There are so many positive things about social media and messaging.

It has transformed how we communicate, how we share thoughts, ideas and views, how we get our news, how we learn, how we show our emotions.

It has brought together people who are physically and ideologically apart.

It has driven commerce, grown economies and created jobs.

Social media is great; except when it is misused.

Because in the hands of irresponsible or dangerous people, it can pose a serious threat.

There has been a lot of focus in this regard, for example, around Facebook recently following a spate of incidents involving violence and death on its platform.

In April a gunman shot dead a grandfather in Cleveland, Ohio and then uploaded a video of the killing to the social network which remained there for some time before it was taken down.

That same month a Thai man live-streamed himself murdering his 11-month old daughter on Facebook.

And there have been many more examples of violent, threatening and bullying behaviour on the platform that have gone unchallenged too.

Although it has the biggest user base, Facebook is not the only social media company experiencing this problem.

For many years Twitter has been castigated for not doing enough to curb the activities of trolls and bullies.

Many well-known celebs have quit the micro-blogging platform over the years after being targeted and harassed by people so brave they will not even reveal their identity.

And for every well-known person being bullied in the spotlight you can be sure there are dozens of other less recognised users being attacked too.

YouTube has also been at the eye of the storm.

It has been criticised in the past for not doing enough to take down videos of beheadings and extremist propaganda.

Then in March it emerged that large companies and publicly funded agencies were unwittingly placing ads beside such videos on the site, financially supporting them in the process.

Even this week, as the desperately tragic events unfolded around the arena bombing in Manchester, social media was misused by some to compound the misery of others.

Pictures appeared online of individuals it was claimed were missing, when in fact they weren’t.

Fake rumors were also maliciously spread on social networks, causing further panic and concern.

The issue is far from confined to Facebook, Twitter and YouTube.

But given their size and influence, they attract more than their fair share of the problem and by extension are therefore an important part of the solution.

To be fair all have made some efforts in recent times to start addressing the issue in a more meaningful way than before.

Facebook is recruiting another 3,000 moderators to scan the network for hate speech, child exploitation and those at risk of self-harm or suicide.

That is on top of the 4,500 it already has in place.

But revelations in The Guardian this week about the, at times, flimsy standards those moderators must apply to content they are asked to review raise further troubling questions about Facebook’s commitment to stamping out the problems.

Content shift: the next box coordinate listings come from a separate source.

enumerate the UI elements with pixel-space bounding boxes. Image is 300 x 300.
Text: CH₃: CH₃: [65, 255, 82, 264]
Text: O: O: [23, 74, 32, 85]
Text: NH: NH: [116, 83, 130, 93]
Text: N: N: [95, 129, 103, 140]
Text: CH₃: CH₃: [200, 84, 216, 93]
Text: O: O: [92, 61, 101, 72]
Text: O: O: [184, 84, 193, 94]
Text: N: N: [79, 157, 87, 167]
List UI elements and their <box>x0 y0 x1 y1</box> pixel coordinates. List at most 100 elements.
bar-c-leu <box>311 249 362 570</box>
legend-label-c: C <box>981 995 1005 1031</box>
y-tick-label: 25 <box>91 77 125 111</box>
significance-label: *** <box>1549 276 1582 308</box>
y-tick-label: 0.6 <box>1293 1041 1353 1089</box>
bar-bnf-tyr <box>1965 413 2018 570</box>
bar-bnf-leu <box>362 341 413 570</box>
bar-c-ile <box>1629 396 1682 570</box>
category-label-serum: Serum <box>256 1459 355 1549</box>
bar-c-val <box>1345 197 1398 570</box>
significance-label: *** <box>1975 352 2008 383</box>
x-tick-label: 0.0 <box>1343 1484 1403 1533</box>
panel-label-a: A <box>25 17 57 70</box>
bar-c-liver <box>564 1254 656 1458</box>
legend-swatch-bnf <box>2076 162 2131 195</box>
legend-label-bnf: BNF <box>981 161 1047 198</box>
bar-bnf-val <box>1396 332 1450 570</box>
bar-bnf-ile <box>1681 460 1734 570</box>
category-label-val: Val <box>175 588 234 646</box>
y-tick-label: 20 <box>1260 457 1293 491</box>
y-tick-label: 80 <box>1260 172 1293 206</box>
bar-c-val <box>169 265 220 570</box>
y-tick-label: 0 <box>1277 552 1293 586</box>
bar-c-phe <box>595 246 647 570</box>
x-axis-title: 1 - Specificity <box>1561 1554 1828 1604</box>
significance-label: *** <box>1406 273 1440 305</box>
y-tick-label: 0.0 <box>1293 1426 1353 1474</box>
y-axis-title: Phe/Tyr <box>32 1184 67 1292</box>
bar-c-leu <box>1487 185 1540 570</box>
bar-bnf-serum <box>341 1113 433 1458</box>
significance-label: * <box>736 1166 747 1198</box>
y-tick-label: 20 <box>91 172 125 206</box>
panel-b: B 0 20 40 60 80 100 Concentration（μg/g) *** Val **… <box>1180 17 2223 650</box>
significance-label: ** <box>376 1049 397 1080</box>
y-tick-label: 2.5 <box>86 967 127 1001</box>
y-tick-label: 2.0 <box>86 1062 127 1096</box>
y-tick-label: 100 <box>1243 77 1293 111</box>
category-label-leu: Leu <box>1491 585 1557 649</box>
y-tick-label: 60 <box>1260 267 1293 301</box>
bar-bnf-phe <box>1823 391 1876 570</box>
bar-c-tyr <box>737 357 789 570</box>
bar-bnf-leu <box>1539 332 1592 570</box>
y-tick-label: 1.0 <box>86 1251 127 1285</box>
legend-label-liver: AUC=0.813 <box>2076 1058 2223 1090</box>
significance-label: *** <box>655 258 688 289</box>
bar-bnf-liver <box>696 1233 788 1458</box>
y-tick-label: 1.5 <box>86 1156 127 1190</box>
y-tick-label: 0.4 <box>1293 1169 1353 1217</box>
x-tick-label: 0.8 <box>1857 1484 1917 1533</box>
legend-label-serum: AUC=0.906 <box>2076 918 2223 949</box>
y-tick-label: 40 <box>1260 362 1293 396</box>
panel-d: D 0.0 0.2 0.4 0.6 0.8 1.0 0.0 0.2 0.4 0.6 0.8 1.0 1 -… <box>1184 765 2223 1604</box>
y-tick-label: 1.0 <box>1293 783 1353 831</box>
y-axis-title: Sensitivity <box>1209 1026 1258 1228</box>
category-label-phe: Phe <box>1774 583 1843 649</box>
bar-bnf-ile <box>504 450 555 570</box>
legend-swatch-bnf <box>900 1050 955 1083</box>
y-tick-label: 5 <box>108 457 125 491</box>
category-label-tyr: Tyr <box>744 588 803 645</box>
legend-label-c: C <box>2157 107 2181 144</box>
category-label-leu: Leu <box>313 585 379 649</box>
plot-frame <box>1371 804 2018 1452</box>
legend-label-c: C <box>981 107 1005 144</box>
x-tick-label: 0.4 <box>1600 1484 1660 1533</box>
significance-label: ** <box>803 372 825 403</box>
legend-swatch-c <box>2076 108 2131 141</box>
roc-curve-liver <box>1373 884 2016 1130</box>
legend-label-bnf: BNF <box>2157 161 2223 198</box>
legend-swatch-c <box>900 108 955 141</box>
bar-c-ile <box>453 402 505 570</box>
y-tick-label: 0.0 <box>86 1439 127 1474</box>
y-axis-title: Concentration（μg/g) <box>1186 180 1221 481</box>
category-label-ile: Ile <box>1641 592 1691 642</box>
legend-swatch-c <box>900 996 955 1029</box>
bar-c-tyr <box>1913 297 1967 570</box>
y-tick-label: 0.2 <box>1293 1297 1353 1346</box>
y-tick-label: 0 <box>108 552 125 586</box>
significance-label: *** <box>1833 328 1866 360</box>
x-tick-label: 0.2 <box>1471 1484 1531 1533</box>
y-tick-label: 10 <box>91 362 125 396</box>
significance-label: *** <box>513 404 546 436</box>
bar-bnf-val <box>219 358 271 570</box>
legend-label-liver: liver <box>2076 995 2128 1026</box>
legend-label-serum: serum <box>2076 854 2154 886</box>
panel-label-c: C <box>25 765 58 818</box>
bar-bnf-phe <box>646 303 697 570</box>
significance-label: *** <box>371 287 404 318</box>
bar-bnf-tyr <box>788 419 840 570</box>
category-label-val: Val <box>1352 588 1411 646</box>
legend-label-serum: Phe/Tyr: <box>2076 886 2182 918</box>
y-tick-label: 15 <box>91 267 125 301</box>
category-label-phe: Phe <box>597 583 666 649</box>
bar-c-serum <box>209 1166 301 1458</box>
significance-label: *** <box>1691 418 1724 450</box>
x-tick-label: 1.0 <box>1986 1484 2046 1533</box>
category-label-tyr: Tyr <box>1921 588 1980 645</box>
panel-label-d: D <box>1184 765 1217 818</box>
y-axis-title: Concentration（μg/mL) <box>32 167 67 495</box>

The moderators often have to make judgements in a matter of seconds about possibly disturbing images and potentially threatening posts.

And some of what seems to pass as acceptable in Facebook’s eyes would be considered pretty unacceptable to many of its users.

Twitter too has beefed up its response to inappropriate content on the platform.

New tools have been deployed, including artificial intelligence, to prevent trolls from wreaking havoc.

CEO Jack Dorsey recently told RTÉ News that the company is now happier with how it is handling the issue than it was, but more work remains to be done.

YouTube has also introduced new measures to prevent companies from inadvertently supporting objectionable content producers.

It clearly could do more to ensure that objectionable content does not make it onto the platform at all.

The free speech argument is undoubtedly a tricky tightrope for social media firms to walk.

It is important that measures to protect users are proportionate and do not become conflated with censorship.

But if Facebook, Twitter and YouTube’s recent response to their particular crises shows anything, it is that we as users, advertisers, sharers and influencers have the power to force a change – particularly where there is a threat of lost revenue involved.

The reality is that if we want to continue to enjoy using social platforms, free from the threat of trolls and the upset caused by happening upon inappropriate content, then we need to pressure those in charge of them to do more.

Sure, states could do a lot more to regulate the sector.

Here the Government is talking about setting up a new watchdog to tackle social media harassment.

Just this week the chairman of the Press Council warned the proliferation of fake news on social networks posed a threat to press freedom and democracy.

The EU too is considering extending the same kind of standards of taste and decency imposed on traditional broadcasters on technology companies who also publish video content.

Such regulation could help, particularly if it included the power to impose stiff fines – hitting the companies where it hurts most.

But that will only go so far.

Ultimately by continuing to use social platforms in the face of inaction by those running them, we as users at best fail to condemn or at worst tacitly endorse the poor efforts they are making to address the issues.

Instead of throwing our eyes to heaven and moving on to the next post when we see inappropriate content, bullying or fake news on social platforms, we should be doing something about it.

Call it out. Report it. Block it. Even consider stopping using the particular network if it does not improve.

After all, the success, the attraction and ultimately the value of social media is built on connections between people.

And if those people do not shout stop, then nothing will ever change.